If you consider a snow-globe to be tourist tat, and yet you’re tempted by a souvenir of your favourite building, Vicki Ambery-Smith’s collection of miniature landmarks in gold and silver should be of interest.

Ambery-Smith is a silversmith who creates miniature replicas of buildings around the world in jewellery, cufflinks, brooches, Christmas tree decorations, salt and pepper shakers, boxes and stand-alone sculptures.

Her first exhibition is currently on at the Ashmolean in Oxford where Ambery-Smith grew up. The main piece in the Ashmolean exhibition is a sterling silver miniature box of the city’s Sheldonian Theatre, created to commemorate its 350 year anniversary.

This piece took around five months to complete as the process is one of folding, etching and sculpting and the detail is very fine. The arcade and the upper storey have been plated in yellow gold and oxidised silver, and the cupola has been highlighted with enamel to represent oxidised copper. The inside of the box is the photo-etched interior of the theatre.

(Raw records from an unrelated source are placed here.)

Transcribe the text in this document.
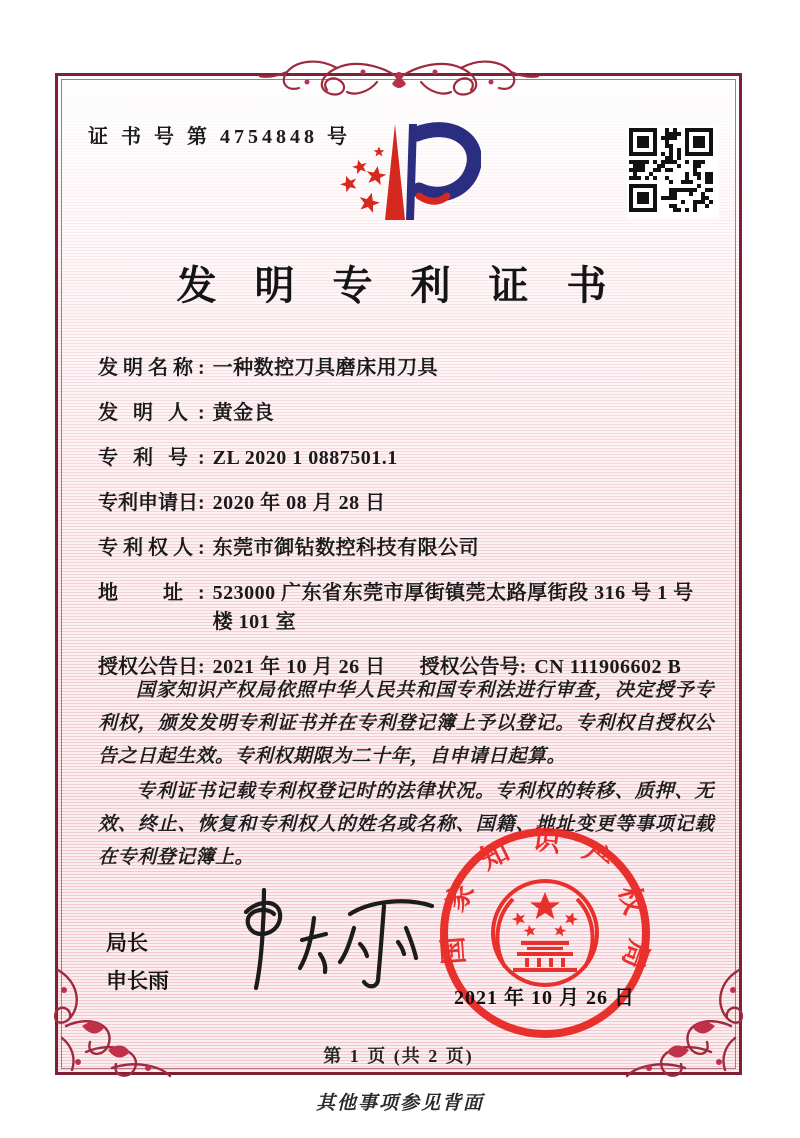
证 书 号 第 4754848 号
发 明 专 利 证 书
发 明 名 称 : 一种数控刀具磨床用刀具
发   明   人 : 黄金良
专   利   号 : ZL 2020 1 0887501.1
专利申请日 : 2020 年 08 月 28 日
专 利 权 人 : 东莞市御钻数控科技有限公司
地         址 : 523000 广东省东莞市厚街镇莞太路厚街段 316 号 1 号楼 101 室
授权公告日 : 2021 年 10 月 26 日 授权公告号 : CN 111906602 B

国家知识产权局依照中华人民共和国专利法进行审查，决定授予专利权，颁发发明专利证书并在专利登记簿上予以登记。专利权自授权公告之日起生效。专利权期限为二十年，自申请日起算。

专利证书记载专利权登记时的法律状况。专利权的转移、质押、无效、终止、恢复和专利权人的姓名或名称、国籍、地址变更等事项记载在专利登记簿上。

局长
申长雨
国家知识产权局
2021 年 10 月 26 日
第 1 页 (共 2 页)
其他事项参见背面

Other pieces in the exhibition include an 18 carat gold brooch of the Radcliffe Camera with a cut away section revealing the interior, a silver box of Magdalen College Tower, detailed to the extent of crockets and mullioned windows, and the ‘Oxford Ring’, which includes all three buildings and a few others too.

However detailed Ambery-Smith’s work, she maintains that it is not supposed to be a representation, but ‘a more personal interpretation of the character of a building.’ She is particularly drawn to Romanesque and Renaissance architecture for its structural clarity and she is increasingly designing modern buildings such as the Shard and the Guggenheim in Bilbao.

Her work is selling in various museum shops around the country, including the Ashmolean, the Sir John Soane Museum in London, the Sainsbury Centre for Visual Arts in Norwich and the Polka Gallery in Exeter. These could be the perfect (albeit pricey) Christmas present.